Uluslararası bir firmanın getirdiği en önemli özellik erişilebilirliktir. Global yapımız, dünyanın her yerinde servis ve satış konusunda müşteri taleplerinin daha hızlı karşılanmasına ve bununla birlikte premium hizmet sağlamamıza olanak sağlıyor. Bunun yanı sıra uluslararası partnerliklerimiz sayesinde son teknoloji ve özelleşmiş uzmanlıklar konusunda müşterilerimize destek sağlıyoruz.
- Bahsettiğiniz bu temsilcilikler arasında Türkiye nasıl bir konumda bulunuyor?
Her gün gelişen ve büyüyen yapısıyla Stäubli’nin inandığı ve büyümesini desteklediği bir iş birimiyiz. Türkiye’deki büyüyen pazarın taleplerine çözüm sunmadaki öncü konumumuzu ileriki yıllarda da sürdüreceğiz.

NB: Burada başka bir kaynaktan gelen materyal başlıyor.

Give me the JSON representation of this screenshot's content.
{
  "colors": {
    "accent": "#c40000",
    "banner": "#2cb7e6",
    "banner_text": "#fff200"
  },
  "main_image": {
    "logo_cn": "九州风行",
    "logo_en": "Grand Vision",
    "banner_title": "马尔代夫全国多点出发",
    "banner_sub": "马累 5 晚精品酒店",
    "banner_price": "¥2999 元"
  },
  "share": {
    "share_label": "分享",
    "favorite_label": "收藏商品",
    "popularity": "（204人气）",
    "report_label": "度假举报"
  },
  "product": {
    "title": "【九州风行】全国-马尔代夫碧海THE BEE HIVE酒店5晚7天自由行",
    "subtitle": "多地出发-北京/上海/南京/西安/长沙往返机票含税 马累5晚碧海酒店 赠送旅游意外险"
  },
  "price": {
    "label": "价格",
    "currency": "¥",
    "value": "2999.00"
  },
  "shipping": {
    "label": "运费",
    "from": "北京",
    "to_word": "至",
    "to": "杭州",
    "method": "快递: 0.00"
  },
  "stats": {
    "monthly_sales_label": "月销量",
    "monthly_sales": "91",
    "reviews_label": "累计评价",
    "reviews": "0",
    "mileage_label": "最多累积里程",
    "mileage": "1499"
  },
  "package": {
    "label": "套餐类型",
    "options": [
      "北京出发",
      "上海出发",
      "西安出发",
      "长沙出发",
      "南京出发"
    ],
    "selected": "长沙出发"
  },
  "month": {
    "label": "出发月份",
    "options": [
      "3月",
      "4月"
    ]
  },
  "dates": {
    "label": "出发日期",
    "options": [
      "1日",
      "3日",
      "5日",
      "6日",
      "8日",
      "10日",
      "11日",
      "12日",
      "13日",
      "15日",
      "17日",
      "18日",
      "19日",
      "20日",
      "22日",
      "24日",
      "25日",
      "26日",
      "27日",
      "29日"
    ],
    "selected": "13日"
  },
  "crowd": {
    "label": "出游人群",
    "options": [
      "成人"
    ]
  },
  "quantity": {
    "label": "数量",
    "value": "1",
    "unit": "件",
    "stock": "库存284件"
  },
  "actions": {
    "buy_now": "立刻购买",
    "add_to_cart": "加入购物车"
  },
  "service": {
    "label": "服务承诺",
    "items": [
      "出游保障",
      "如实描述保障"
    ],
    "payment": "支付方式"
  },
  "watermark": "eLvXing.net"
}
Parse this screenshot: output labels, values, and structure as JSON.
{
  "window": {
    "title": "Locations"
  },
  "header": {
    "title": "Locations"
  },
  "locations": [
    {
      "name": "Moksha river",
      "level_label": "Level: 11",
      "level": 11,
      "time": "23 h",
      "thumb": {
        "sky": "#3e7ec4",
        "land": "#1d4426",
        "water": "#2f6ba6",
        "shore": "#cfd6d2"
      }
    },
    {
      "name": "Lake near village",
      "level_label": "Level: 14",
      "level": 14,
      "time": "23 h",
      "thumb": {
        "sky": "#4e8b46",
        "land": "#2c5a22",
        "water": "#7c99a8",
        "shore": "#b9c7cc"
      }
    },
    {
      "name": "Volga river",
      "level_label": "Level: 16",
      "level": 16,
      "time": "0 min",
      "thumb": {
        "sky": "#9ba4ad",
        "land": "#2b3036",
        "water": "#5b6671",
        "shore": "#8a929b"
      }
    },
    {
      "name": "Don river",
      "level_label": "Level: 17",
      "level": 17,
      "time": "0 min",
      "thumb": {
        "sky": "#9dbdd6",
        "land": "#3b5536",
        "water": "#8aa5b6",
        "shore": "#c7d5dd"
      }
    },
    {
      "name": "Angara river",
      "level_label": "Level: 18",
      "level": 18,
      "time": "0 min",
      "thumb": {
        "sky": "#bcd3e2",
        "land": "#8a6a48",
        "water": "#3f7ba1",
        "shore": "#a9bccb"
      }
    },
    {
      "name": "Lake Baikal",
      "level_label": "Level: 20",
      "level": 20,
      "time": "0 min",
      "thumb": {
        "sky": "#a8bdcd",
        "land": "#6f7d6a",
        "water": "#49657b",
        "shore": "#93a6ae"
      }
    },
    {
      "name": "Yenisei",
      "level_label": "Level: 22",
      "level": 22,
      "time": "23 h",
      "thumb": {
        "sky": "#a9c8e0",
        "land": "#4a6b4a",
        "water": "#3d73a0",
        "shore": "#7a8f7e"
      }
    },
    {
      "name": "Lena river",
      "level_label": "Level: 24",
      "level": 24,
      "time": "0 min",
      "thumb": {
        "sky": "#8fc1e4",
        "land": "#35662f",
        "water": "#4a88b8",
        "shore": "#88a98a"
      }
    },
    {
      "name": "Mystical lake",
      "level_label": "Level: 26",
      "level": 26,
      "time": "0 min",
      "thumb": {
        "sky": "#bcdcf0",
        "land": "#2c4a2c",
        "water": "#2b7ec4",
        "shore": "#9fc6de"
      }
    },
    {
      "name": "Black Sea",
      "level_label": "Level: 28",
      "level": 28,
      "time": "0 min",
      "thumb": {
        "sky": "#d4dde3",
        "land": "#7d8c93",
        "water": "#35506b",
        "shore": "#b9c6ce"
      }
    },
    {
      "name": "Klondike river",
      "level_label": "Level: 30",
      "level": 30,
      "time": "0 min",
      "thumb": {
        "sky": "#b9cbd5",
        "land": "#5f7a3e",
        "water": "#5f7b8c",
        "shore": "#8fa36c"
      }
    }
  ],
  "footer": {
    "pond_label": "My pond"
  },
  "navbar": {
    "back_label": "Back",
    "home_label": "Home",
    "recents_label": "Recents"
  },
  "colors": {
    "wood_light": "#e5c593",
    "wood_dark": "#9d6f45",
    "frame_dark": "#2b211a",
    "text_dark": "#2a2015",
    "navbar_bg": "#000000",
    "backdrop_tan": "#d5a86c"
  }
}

- Türkiye’de ve dünyada sektörün bugün gelmiş olduğu konumu, şu an içinde bulunduğumuz piyasa koşullarını da göz önünde bulundurarak değerlendirirsek neler söyleyebilirsiniz?
Robotik için otomotiv ana sektörlerden biri. Robotik endüstrisinin ilk gününden bu yana otomotiv sektörü ile çalışıyoruz. Bu yöndeki trend de esnek üretim, özel parça yapımı, sadece tek ya da küçük parça üretimi ve küçük fabrika ihtiyaçları gibi konular olabiliyor. Bu anlamda sınırlı bir durum yok. En hızlı büyüyen sektörlerden biri de elektronik. Bugün elektronik sektöründe büyük bir rüzgâr ve ilgi var. Bu alandaki artış oranlarını görmek gerçekten inanılmaz. Bu sektör içerisinde Çin, Tayvan ve Japonya gibi ülkelere ek olarak Amerika’da öncü konumda. Ancak Avrupa’da otomobil elektroniği her geçen gün gelişiyor. Bugünlerde iPad’ler, bluetooth bağlantılı arabalar ve GPS teknolojileri gibi teknolojileri otomotiv sektöründe görüyoruz. Arabalar da artık birer elektronik araç haline geliyor. Bunları bir araya getirirseniz, 2020 yılına kadar elektronik sektörünün otomotivi devralarak geçeceğini ve robotlar için en büyük sektör olacağını düşünüyoruz.
- Son olarak eklemek istedikleriniz var mı?
29-30 Eylül, 1 Ekim tarihlerinde Robot Yatırımları Zirvesi’nde yeni ürünlerimiz ve farklı sektörlere yönelik yenilikçi çözümlerimizle ilgili sunumlarımıza sizleri de bekleriz. Teşekkürler.